The use of different PET scanners and the heterogeneity in reconstruction methods between cohorts could have contributed to the variability in the uptake and volumetric metrics. However, despite these limitations, repeatability of 18F–FLT was better compared to several other standardized multi-center studies that prospectively evaluated repeatability of 18F–FDG. In contrast to other meta-analyses, we increased robustness by re-analyzing all scans and thus minimizing variability due to data analysis and allowing direct comparison of quantitative uptake metrics. To date, this individual patient data meta-analysis provides the largest test–retest 18F–FLT PET cohort.
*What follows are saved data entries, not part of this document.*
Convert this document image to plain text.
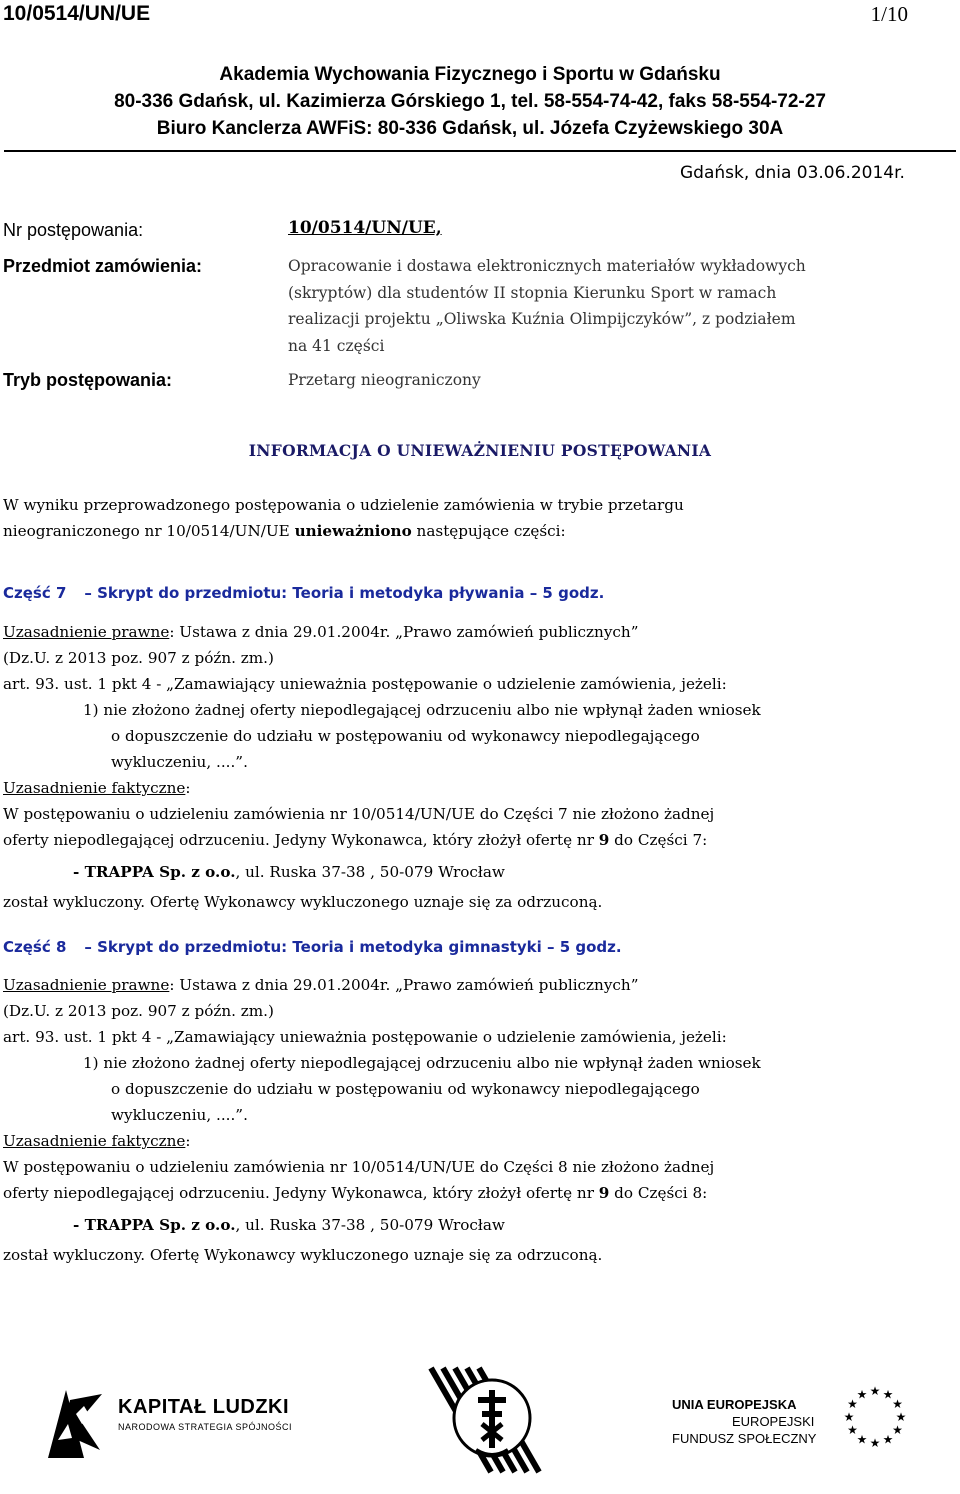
10/0514/UN/UE	1/10
Akademia Wychowania Fizycznego i Sportu w Gdańsku
80-336 Gdańsk, ul. Kazimierza Górskiego 1, tel. 58-554-74-42, faks 58-554-72-27
Biuro Kanclerza AWFiS: 80-336 Gdańsk, ul. Józefa Czyżewskiego 30A
Gdańsk, dnia 03.06.2014r.
Nr postępowania:	10/0514/UN/UE,
Przedmiot zamówienia:	Opracowanie i dostawa elektronicznych materiałów wykładowych
(skryptów) dla studentów II stopnia Kierunku Sport w ramach
realizacji projektu „Oliwska Kuźnia Olimpijczyków”, z podziałem
na 41 części
Tryb postępowania:	Przetarg nieograniczony
INFORMACJA O UNIEWAŻNIENIU POSTĘPOWANIA
W wyniku przeprowadzonego postępowania o udzielenie zamówienia w trybie przetargu
nieograniczonego nr 10/0514/UN/UE unieważniono następujące części:
Część 7 – Skrypt do przedmiotu: Teoria i metodyka pływania – 5 godz.
Uzasadnienie prawne: Ustawa z dnia 29.01.2004r. „Prawo zamówień publicznych”
(Dz.U. z 2013 poz. 907 z późn. zm.)
art. 93. ust. 1 pkt 4 - „Zamawiający unieważnia postępowanie o udzielenie zamówienia, jeżeli:
1) nie złożono żadnej oferty niepodlegającej odrzuceniu albo nie wpłynął żaden wniosek
o dopuszczenie do udziału w postępowaniu od wykonawcy niepodlegającego
wykluczeniu, ....”.
Uzasadnienie faktyczne:
W postępowaniu o udzieleniu zamówienia nr 10/0514/UN/UE do Części 7 nie złożono żadnej
oferty niepodlegającej odrzuceniu. Jedyny Wykonawca, który złożył ofertę nr 9 do Części 7:
- TRAPPA Sp. z o.o., ul. Ruska 37-38 , 50-079 Wrocław
został wykluczony. Ofertę Wykonawcy wykluczonego uznaje się za odrzuconą.
Część 8 – Skrypt do przedmiotu: Teoria i metodyka gimnastyki – 5 godz.
Uzasadnienie prawne: Ustawa z dnia 29.01.2004r. „Prawo zamówień publicznych”
(Dz.U. z 2013 poz. 907 z późn. zm.)
art. 93. ust. 1 pkt 4 - „Zamawiający unieważnia postępowanie o udzielenie zamówienia, jeżeli:
1) nie złożono żadnej oferty niepodlegającej odrzuceniu albo nie wpłynął żaden wniosek
o dopuszczenie do udziału w postępowaniu od wykonawcy niepodlegającego
wykluczeniu, ....”.
Uzasadnienie faktyczne:
W postępowaniu o udzieleniu zamówienia nr 10/0514/UN/UE do Części 8 nie złożono żadnej
oferty niepodlegającej odrzuceniu. Jedyny Wykonawca, który złożył ofertę nr 9 do Części 8:
- TRAPPA Sp. z o.o., ul. Ruska 37-38 , 50-079 Wrocław
został wykluczony. Ofertę Wykonawcy wykluczonego uznaje się za odrzuconą.
KAPITAŁ LUDZKI
NARODOWA STRATEGIA SPÓJNOŚCI
UNIA EUROPEJSKA
EUROPEJSKI
FUNDUSZ SPOŁECZNY
★ ★
★
★
★
★
★
★
★
★
★
★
These results should ideally be confirmed in a large prospective multi-center PET/CT study.

Conclusions

In this multi-center, individual patient data meta-analysis, we found that repeatability of 18F–FLT tumor uptake is comparable to that of 18F–FDG PET/CT. In multi-center studies, a 25% and 20% difference in individual 18F–FLT SUV metrics likely represents a true change in tumor uptake at lesion and patient level, respectively. In case of volumetric measurements, higher thresholds are needed compared to SUV metrics, especially for lesions with SUVmax < 4.0 at baseline.